Menyoal Subsidi Mobil Listrik
Menteri Koordinator Bidang Kemaritiman dan Investasi, Luhut Binsar Pandjaitan mengumumkan pemberian subsidi mobil listrik dimulai sejak 1 April 2023 (kompas.com, 20/03/2023). Subsidi berupa insentif PPN untuk mobil listrik yang berlaku hingga Desember 2023.
Berdasarkan Peraturan Menteri Keuangan Nomor 38 tahun 2023 tentang Pajak Pertambahan Nilai atas Penyerahan Kendaraan Bermotor Listrik Berbasis Baterai Roda Empat Tertentu dan Kendaraan Bermotor Listrik Berbasis Baterai Bus Tertentu, konsumen kendaraan bermotor listrik berbasis baterai (KBLBB) yang memenuhi syarat, cukup membayar 1 persen dari 11 persen PPN yang seharusnya (oto.detik.com, 09/05/2023).
Tak hanya memberi insentif PPN, pemerintah bahkan menganggarkan mobil listrik untuk PNS. Tak tanggung-tanggung, nilainya nyaris mencapai Rp1 miliar per orang. Tepatnya, per unit mobil listrik senilai Rp966 juta PNS eselon I dan Rp746 juta eselon II. Adapun untuk motor listrik dianggarkan Rp28 juta per unit. Sedangkan untuk kendaraan listrik operasional kantor dipatok Rp430 juta per unit. Alokasi itu diatur dalam Peraturan Menteri Keuangan (PMK) Nomor 49 Tahun 2023 tentang Standar Biaya Masukan Tahun Anggaran 2024 (cnnindonesia.com, 12/05/2023).
Fantastis. Dan yang lebih mencengangkan, selain pengadaan yang dianggarkan, ada juga anggaran perawatan tahunan kendaraan listrik PNS. Luar biasa!
Subsidi Salah Sasaran
Keputusan pemerintah untuk memberikan subsidi mobil listrik menuai kritikan dari mantan Gubernur DKI Jakarta, Anies Baswedan. Menurut Anies, subsidi mobil listrik tidak serta merta menyelesaikan masalah polusi udara dan berpotensi menambah kemacetan. Anies menilai subsidi itu tidak tepat sasaran karena diberikan kepada orang yang mampu (republika.co.id, 10/05/2023).
Wakil Ketua DPR RI, Rachmat Gobel, juga mengkritik kebijakan pemerintah ini. Menurut Gobel, seharusnya prioritas subsidi untuk masyarakat yang mendesak untuk dibantu seperti petani dan nelayan. Ia juga menilai subsidi mobil listrik ini hanya akan dinikmati kalangan menengah ke atas (kompas.com, 17/05/2023).
Setali tiga uang, Direktur Center of Economic and Law Studies (Celios) Bhima Yudhistira mengatakan hal senada. Menurutnya, anggaran kendaraan listrik lebih baik dialihkan ke petani. Lagi pula, kebijakan penggunaan mobil listrik ini tidak menyelesaikan persoalan energi bersih (kumparan.com, 19/05/2023).

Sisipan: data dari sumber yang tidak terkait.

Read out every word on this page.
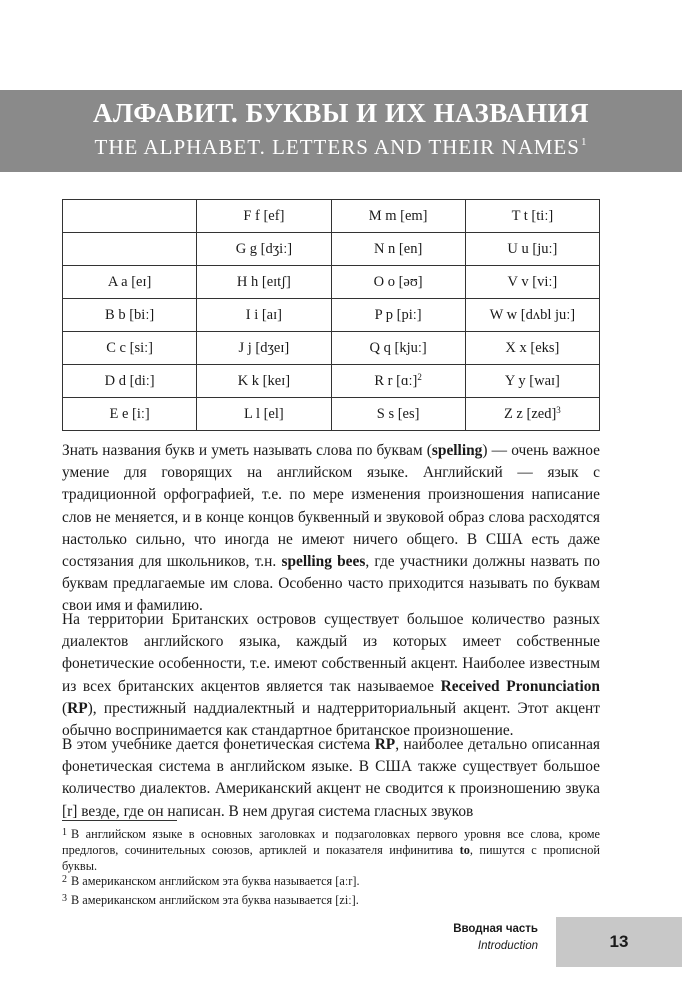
АЛФАВИТ. БУКВЫ И ИХ НАЗВАНИЯ
THE ALPHABET. LETTERS AND THEIR NAMES$^1$
	F f [ef]	M m [em]	T t [tiː]
	G g [dʒiː]	N n [en]	U u [juː]
A a [eɪ]	H h [eɪtʃ]	O o [əʊ]	V v [viː]
B b [biː]	I i [aɪ]	P p [piː]	W w [dʌbl juː]
C c [siː]	J j [dʒeɪ]	Q q [kjuː]	X x [eks]
D d [diː]	K k [keɪ]	R r [ɑː]$^2$	Y y [waɪ]
E e [iː]	L l [el]	S s [es]	Z z [zed]$^3$
Знать названия букв и уметь называть слова по буквам (spelling) — очень важное умение для говорящих на английском языке. Английский — язык с традиционной орфографией, т.е. по мере изменения произношения написание слов не меняется, и в конце концов буквенный и звуковой образ слова расходятся настолько сильно, что иногда не имеют ничего общего. В США есть даже состязания для школьников, т.н. spelling bees, где участники должны назвать по буквам предлагаемые им слова. Особенно часто приходится называть по буквам свои имя и фамилию.
На территории Британских островов существует большое количество разных диалектов английского языка, каждый из которых имеет собственные фонетические особенности, т.е. имеют собственный акцент. Наиболее известным из всех британских акцентов является так называемое Received Pronunciation (RP), престижный наддиалектный и надтерриториальный акцент. Этот акцент обычно воспринимается как стандартное британское произношение.
В этом учебнике дается фонетическая система RP, наиболее детально описанная фонетическая система в английском языке. В США также существует большое количество диалектов. Американский акцент не сводится к произношению звука [r] везде, где он написан. В нем другая система гласных звуков
$^1$ В английском языке в основных заголовках и подзаголовках первого уровня все слова, кроме предлогов, сочинительных союзов, артиклей и показателя инфинитива to, пишутся с прописной буквы.
$^2$ В американском английском эта буква называется [aːr].
$^3$ В американском английском эта буква называется [ziː].
Вводная часть
Introduction	13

Kita semua sepakat bahwa keputusan ini tidak tepat sasaran. Terlebih di tengah kondisi ekonomi yang belum pulih pasca pandemi. Jelas akan menambah kesenjangan sosial. Sebab pejabat wara-wiri dengan mobil listrik mahalnya, di tengah rakyat yang kesulitan memenuhi kebutuhan dasar hidupnya.
Pro Kapital, Rakyat Minggir Dulu
Ada banyak kebijakan pemerintah yang menuai kontroversi. Di antaranya proyek pembangunan Ibu Kota Negara (IKN) di Penajam Paser Utara (PPU) Kalimantan Timur (Kaltim), proyek Kereta api Cepat Jakarta Bandung (KCJB) dan teranyar subsidi kendaraan listrik. Kesemua proyek ini kental aroma cuan bagi kapital yang bermain dalam lingkaran.
Dan tak ada studi yang menyatakan bahwa rakyat akan diuntungkan dari proyek-proyek tersebut. Sebaliknya, rakyat justru jadi korban. Mulai dari kerusakan lingkungan, sosial dan ekonomi. Jika dana yang dianggarkan untuk pengadaan kendaraan listrik itu berasal dari APBN, bukankah sumber APBN adalah pajak yang dipalak dari rakyat? Atau jika berasal dari utang luar negeri, maka bersiaplah untuk menyerahkan lebih banyak SDA pada investor asing dan kenaikan pajak bagi rakyat.